A plotless performance

HEARTBREAK is a tiresome, frustrating book. Though marketed as a novel it fails to provide anything in the way of sustained narrative and is instead little more than an exasperating miscellany of thinly-sketched characters and random, disconnected vignettes.

The publishers claim “the central character is not a person but an invisible metaphor”, but this does not disguise the fact that Heartbreak is a scattershot, plotless performance.

Raine is an Oxford academic best known for his poetry, something that shows through in his prose.

A book in which everyone is miserable and affected, Raine’s novel offers a case study of all the worst aspects of literary writing. The author’s knowing tone is never less than contemptuous. He proffers his book as something profound, an investigation of the human condition, but one would easily learn more about the topic from the best of popular fiction.

The author is also the editor of the nepotistic literary organ Areté, a publication which prides itself in lambasting those outside the clubhouse as superficial critics. In Heartbreak he goes so far as to reference, down to issue number and date of publication, pieces that have appeared in the journal.

Indeed, at times Heartbreak reads like an academic text, with digressions on Shakespeare, Wagner, Henry James and TS Eliot (Raine’s speciality and a topic on which he is far more readable then he ever is here). This could have been played for laughs, but the exactitude of the characters’ quotations are not only ill-considered, but self-defeating. Raine is unwilling to acknowledge that real people quote things incorrectly and it nudges already empty characters that much closer simply to being mouthpieces.

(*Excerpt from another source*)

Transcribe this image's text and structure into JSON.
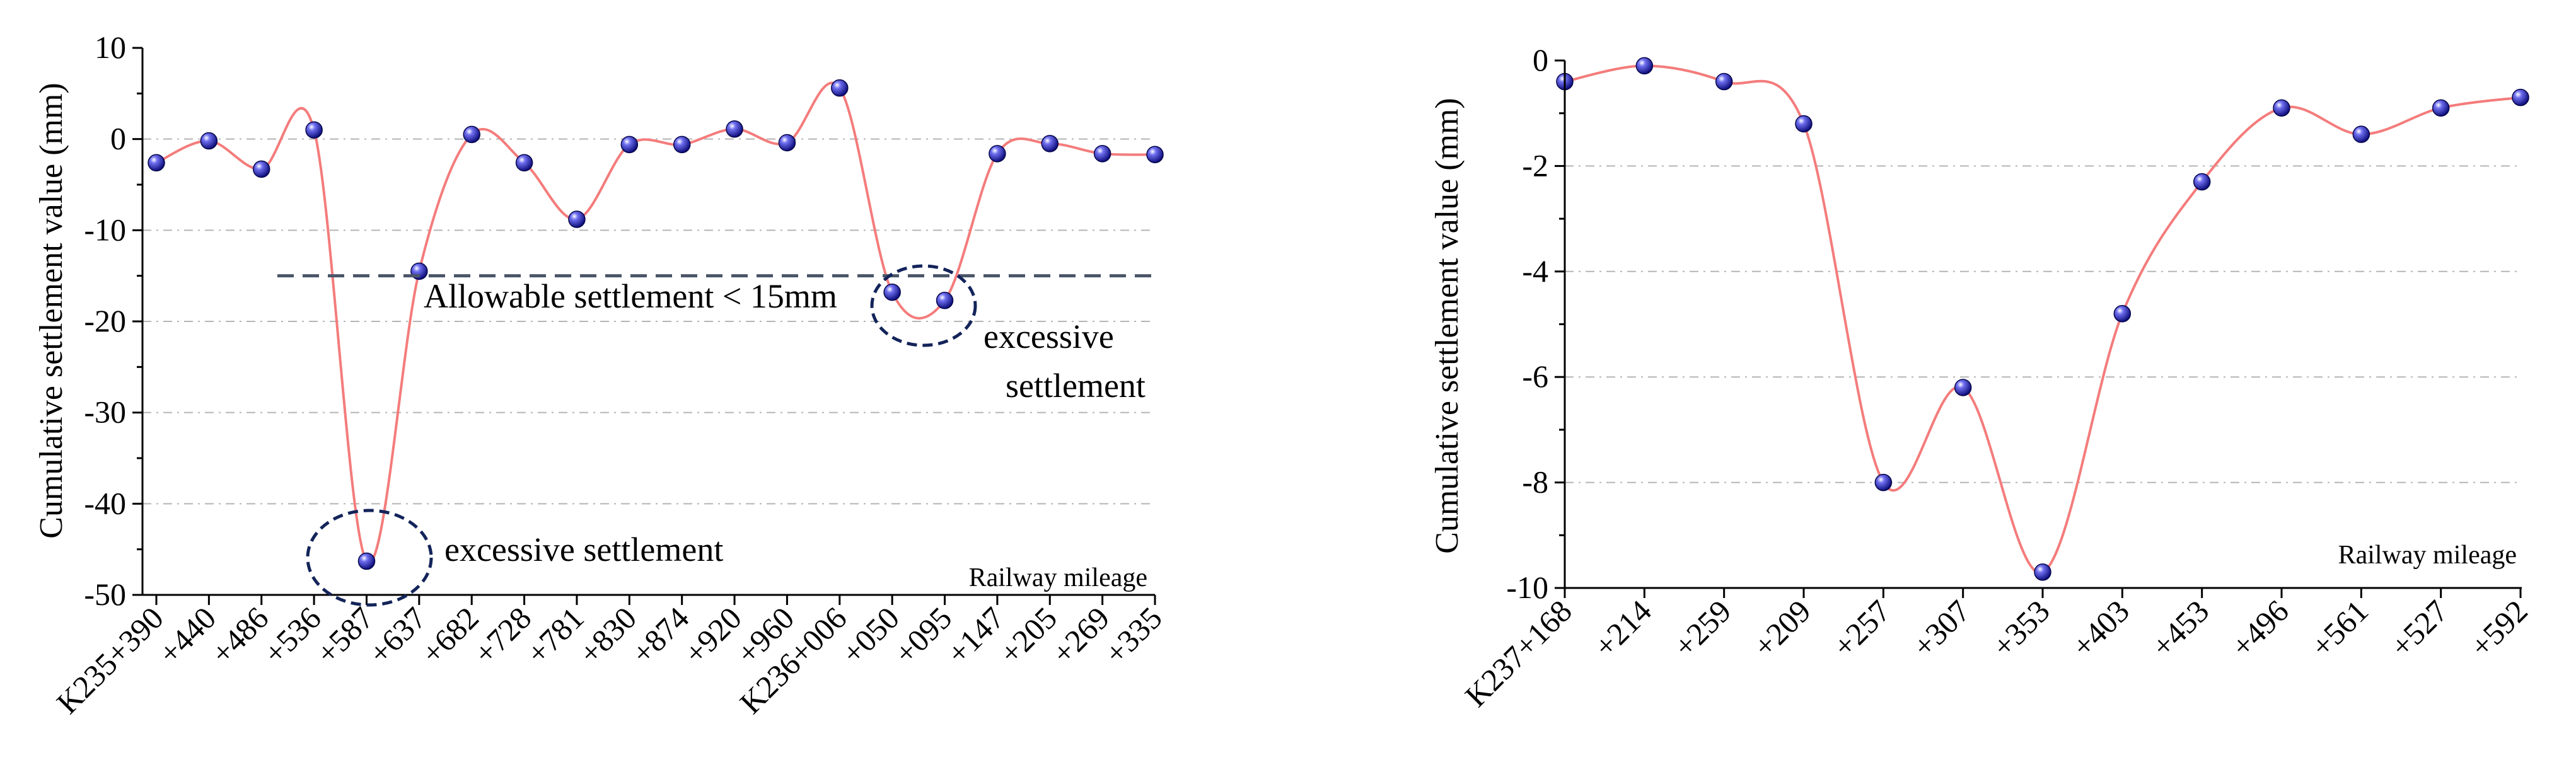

When not lecturing on literature, Raine is talking about sex. For the majority of the book, the notion of heartbreak amounts to little more than sexual incompatibility. A lecturer recounts his adulterous history, a cuckold pretends he saw nothing, a man seduces his daughter’s lover in order to spoil the affair, it goes on and on. Graphic erotic minutia is a constant fixation of the author. Body parts are always jiggling and swaying; intimacies are constantly recounted in truly ridiculous terms. ‘The arsehole’s café au lait’? Prof Raine, are we meant to take this seriously?

While one or two episodes are coherent enough to be considered short stories, the rest resemble little more than notes towards uncompleted tales, the contents of a scribbler’s journal, and at no point does anything cohere. More than once the reader is left wondering just how a book like this made it to publication. Contacts, most likely, but still…

Masquerading as something more than the sum of its parts, this book reminds one of what Raine himself has said about the prose of another poet, Geoffrey Hill: “I read about six of his collected essays and was none the wiser as to what they were about”. This can be asked of Heartbreak’s fragmented offerings: what, other than their own sense of exaggerated self-importance, are they all about? And does anybody care?